I don't actually believe in the meme model. It is based on too much unconsciousness. I also don't believe in the hell concept as a place to put people who don't believe according to some orthodoxy. That is not to say that there are no hellish afterlife experiences. People have reported them in near death experiences and so I have to take that into account.
Thanks, Yes/No,
I may be wrong but I see it as an attempt to addapt discussions about religion to the current internet pattern of interactions.
I am glad to see that you are still reading my posts, Pompey Bum.
I am interested in religious expression based on three aspects: (1) imperialism, (2) dehumanization and (3) idolatry. Although I consider atheism a religion, it is not the only religion that has problems with those three aspects.
How on earth can you classify atheism as a religion since there is no deity to genuflect to???
I do not believe in the creed professed by the Jewish church, by the Roman church, by the Greek church, by the Turkish church, by the Protestant church, nor by any church that I know of. My own mind is my own church.
All national institutions of churches, whether Jewish, Christian or Turkish, appear to me no other than human inventions, set up to terrify and enslave mankind, and monopolize power and profit.
---- Tom Paine The Age of Reason
Religion: (other than the obvious) Google - a pursuit or interest to which someone ascribes supreme importance. Atheist have their gods: Themselves (first and foremost), Dawkins, Tom Paine, etc. of whom they quote and espouse as voraciously as any Bible thumper I've known, or as Dorothy Rowe eloquently said: "Many people believe that, because they hold certain ideas, they are morally superior to those who do not hold these ideas. In believing this they commit the deadliest of the deadly sins, namely pride, but they do this willingly because they believe that their moral superiority entitles them to patronise, proselytise, and, under certain conditions, maim and kill those they despise." I think YesNo has covered the last quite well in this and other posts. Theists and non-theists have the same divine potential; we are equal in that respect. My faith's Article of Faith #11: "We claim the privilege of worshiping Almighty God according to the dictates of our own conscience, and allow all men the same privilege, let them worship how, where, or what they may."... I would hope that ideal would be a universal clarion call.Quote:
I do not believe in the creed professed by the Jewish church, by the Roman church, by the Greek church, by the Turkish church, by the Protestant church, nor by any church that I know of. My own mind is my own church.
Ta ! (short for tarradiddle),
tailor STATELY
Atheism is religion without God. All of the defects, none of the benefits.
https://www.youtube.com/watch?v=Bjr_7mxH3Rs
(litnet teaches a course on atheism)
Agnostics are some of the finest folk on the planet. Atheists are our radical brothers, theists are our radical brothers.

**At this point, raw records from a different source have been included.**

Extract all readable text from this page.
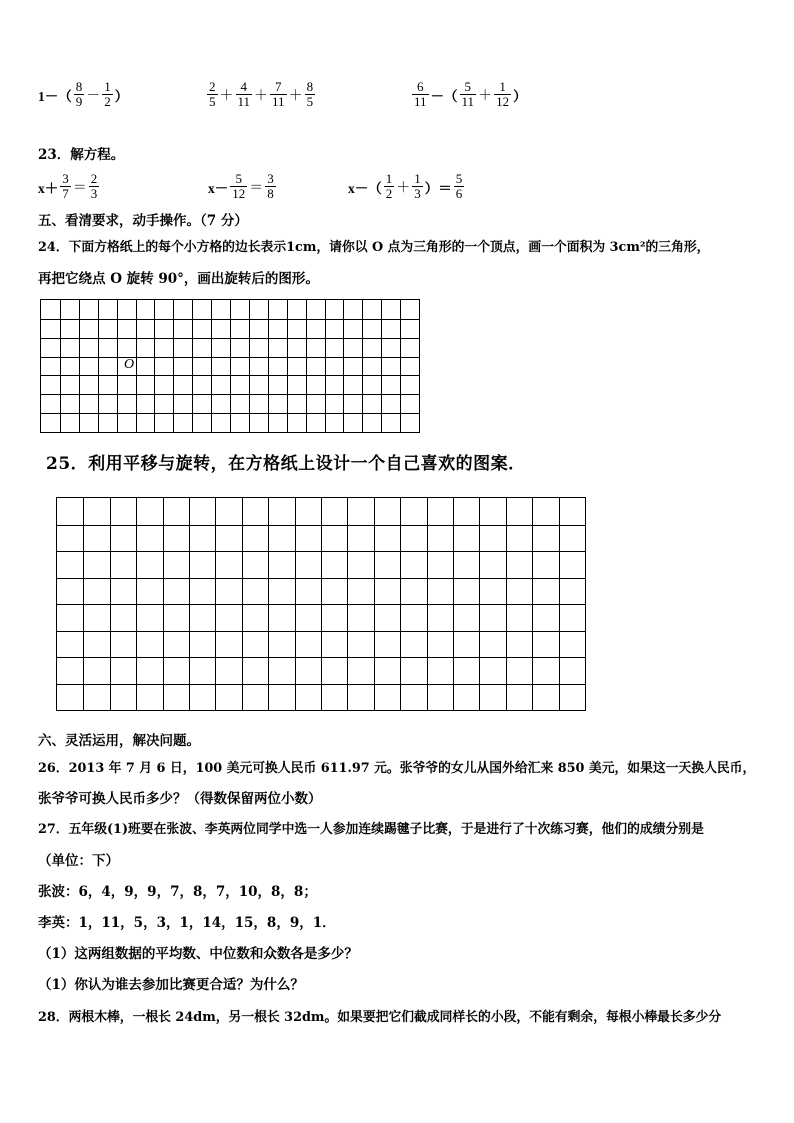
$1-( \frac{8}{9} - \frac{1}{2}$ ）	$\frac{2}{5} + \frac{4}{11} + \frac{7}{11} + \frac{8}{5}$	$\frac{6}{11}$ －（ $\frac{5}{11} + \frac{1}{12}$ ）
23．解方程。
$x+ \frac{3}{7} = \frac{2}{3}$	$x- \frac{5}{12} = \frac{3}{8}$	$x-( \frac{1}{2} + \frac{1}{3}$ ）＝ $\frac{5}{6}$
五、看清要求，动手操作。（7 分）
24．下面方格纸上的每个小方格的边长表示1cm，请你以 O 点为三角形的一个顶点，画一个面积为 3cm²的三角形，
再把它绕点 O 旋转 90°，画出旋转后的图形。
O
25．利用平移与旋转，在方格纸上设计一个自己喜欢的图案．
六、灵活运用，解决问题。
26．2013 年 7 月 6 日，100 美元可换人民币 611.97 元。张爷爷的女儿从国外给汇来 850 美元，如果这一天换人民币，
张爷爷可换人民币多少？（得数保留两位小数）
27．五年级(1)班要在张波、李英两位同学中选一人参加连续踢毽子比赛，于是进行了十次练习赛，他们的成绩分别是
（单位：下）
张波：6，4，9，9，7，8，7，10，8，8；
李英：1，11，5，3，1，14，15，8，9，1．
（1）这两组数据的平均数、中位数和众数各是多少？
（1）你认为谁去参加比赛更合适？为什么？
28．两根木棒，一根长 24dm，另一根长 32dm。如果要把它们截成同样长的小段，不能有剩余，每根小棒最长多少分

I will say this for atheists, very few atheists are robbers and burgulars. Their jobs as mathematical physicists and chemists allow them very little time to be militant about something as silly as religious beliefs. Still, they purport to know something which they do not.
When christians and moslems and hindus are acting like monkeys, blowing things up, throwing acid on women or insisting the world is only 8,000 years old, atheists are there to point out that the whole spectacle is silly, without seeing themselves as part of that spectacle, of course.
Atheism is the only doctrine I can think of that overtly challenges the ancient claims and nonsense of religionists.
I do not wish to stamp out atheism or religion. I am allowed to hope they will eventually stamp themselves out in favor of true rationalism, which is agnosticism.
If religionists were not so dogmatically certain, I have a suspicion most atheists would show their true colors. I believe most atheists are merely fed up, reactive agnostics!